Елизавета поднялась и разбитой походкой, высокая, стройная, прошлась по горнице. Остановилась перед зеркалом и взглянула на себя. Ее поразил надетый на ней яркий шелковый сарафан, лиловая шелковая лента на голове так у отца не приходилось одеваться. Даже служанки у многих купцов-соседей ходили в лучших одеждах, чем она. И невольно с улыбкой самодовольства взглянула Елизавета на подаренные ей вчера Питиримом красные с золотом сафьяновые черевички. На ее маленькой складной ноге они выглядели, как на картинке, которую показывал ей Питирим (царица Екатерина в русском боярском костюме). Прислал ее сам царь на память. Нет, на ее ноге лучше сидят эти черевички, чем на царицыной, и сама она красивее царицы... А если ее одеть по-царски, то... Об этом говорил и сам епископ.

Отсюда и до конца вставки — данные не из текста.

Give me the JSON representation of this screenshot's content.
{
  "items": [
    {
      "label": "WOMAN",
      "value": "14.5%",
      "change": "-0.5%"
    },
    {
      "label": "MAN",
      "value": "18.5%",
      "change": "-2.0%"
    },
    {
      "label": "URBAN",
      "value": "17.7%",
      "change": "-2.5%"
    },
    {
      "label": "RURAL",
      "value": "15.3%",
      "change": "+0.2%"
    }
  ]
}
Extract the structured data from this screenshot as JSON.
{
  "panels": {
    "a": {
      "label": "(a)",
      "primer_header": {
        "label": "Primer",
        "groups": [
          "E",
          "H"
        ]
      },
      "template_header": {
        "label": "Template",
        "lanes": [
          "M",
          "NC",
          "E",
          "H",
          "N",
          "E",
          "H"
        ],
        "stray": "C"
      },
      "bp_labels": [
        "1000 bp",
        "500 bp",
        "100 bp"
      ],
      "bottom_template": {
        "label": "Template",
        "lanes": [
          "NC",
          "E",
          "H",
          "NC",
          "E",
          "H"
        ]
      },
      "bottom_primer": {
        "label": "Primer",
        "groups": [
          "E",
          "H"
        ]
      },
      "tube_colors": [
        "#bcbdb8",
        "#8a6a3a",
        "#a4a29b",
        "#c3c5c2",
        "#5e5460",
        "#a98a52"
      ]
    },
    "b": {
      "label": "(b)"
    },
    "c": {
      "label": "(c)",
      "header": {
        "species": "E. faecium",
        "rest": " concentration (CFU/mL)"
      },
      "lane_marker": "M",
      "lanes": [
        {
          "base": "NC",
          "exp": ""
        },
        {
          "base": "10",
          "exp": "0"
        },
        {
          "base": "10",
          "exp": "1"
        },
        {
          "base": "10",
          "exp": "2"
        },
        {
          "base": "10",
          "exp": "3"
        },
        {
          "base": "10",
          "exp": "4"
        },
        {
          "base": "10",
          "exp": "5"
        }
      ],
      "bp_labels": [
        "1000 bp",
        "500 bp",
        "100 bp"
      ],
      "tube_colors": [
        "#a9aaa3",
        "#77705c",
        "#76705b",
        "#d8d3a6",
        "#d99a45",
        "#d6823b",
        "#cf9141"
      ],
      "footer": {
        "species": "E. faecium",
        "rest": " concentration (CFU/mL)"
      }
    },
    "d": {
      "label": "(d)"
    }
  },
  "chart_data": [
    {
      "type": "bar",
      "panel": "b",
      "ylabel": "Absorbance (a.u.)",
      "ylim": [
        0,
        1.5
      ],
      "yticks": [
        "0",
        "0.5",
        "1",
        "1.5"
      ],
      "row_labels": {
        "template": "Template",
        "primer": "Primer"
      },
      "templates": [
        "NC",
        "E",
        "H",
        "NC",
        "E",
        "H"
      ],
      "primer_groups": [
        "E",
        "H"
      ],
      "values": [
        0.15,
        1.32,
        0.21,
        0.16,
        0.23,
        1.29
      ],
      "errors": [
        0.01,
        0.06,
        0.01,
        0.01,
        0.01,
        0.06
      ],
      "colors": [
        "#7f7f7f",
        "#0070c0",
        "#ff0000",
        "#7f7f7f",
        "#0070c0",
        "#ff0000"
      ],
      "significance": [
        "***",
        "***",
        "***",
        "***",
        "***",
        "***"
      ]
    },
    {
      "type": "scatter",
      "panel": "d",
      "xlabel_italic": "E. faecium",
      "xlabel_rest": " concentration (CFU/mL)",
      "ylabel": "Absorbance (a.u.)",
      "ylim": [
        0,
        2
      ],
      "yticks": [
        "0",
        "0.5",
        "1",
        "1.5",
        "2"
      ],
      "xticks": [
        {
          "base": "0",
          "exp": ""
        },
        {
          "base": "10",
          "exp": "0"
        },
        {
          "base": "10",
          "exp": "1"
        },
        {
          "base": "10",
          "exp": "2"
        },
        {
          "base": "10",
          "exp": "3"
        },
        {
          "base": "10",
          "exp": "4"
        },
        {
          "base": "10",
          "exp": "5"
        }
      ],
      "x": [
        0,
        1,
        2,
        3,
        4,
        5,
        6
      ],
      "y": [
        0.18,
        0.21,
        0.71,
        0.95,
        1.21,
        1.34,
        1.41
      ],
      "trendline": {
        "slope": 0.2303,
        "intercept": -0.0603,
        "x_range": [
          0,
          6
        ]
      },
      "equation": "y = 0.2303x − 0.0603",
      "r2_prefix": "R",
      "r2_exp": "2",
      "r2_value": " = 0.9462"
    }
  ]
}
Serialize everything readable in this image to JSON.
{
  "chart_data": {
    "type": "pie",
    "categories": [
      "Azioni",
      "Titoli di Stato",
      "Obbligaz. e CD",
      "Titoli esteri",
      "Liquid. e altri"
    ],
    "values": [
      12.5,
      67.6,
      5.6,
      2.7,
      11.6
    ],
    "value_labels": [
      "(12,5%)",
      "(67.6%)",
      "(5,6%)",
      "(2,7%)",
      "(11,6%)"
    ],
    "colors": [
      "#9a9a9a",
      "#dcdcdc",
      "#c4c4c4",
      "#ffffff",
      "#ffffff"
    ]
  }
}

Девушка потянулась, зевнула. Сегодня утром просила епископа доставить ей пяльцы для вышивания. Слыла мастерицей по этой части. Без дела - тоска.
Скрипнула дверь. Вошел епископ. Не думая, что это он, Елизавета испуганно отскочила в угол. Епископ положил на стол какие-то бумаги и подошел к ней.
– Ты не бойся, - я не волк.
Она молча смотрела на него озадаченным взглядом.
– Тебя страшатся на посаде, а мне нечего бояться.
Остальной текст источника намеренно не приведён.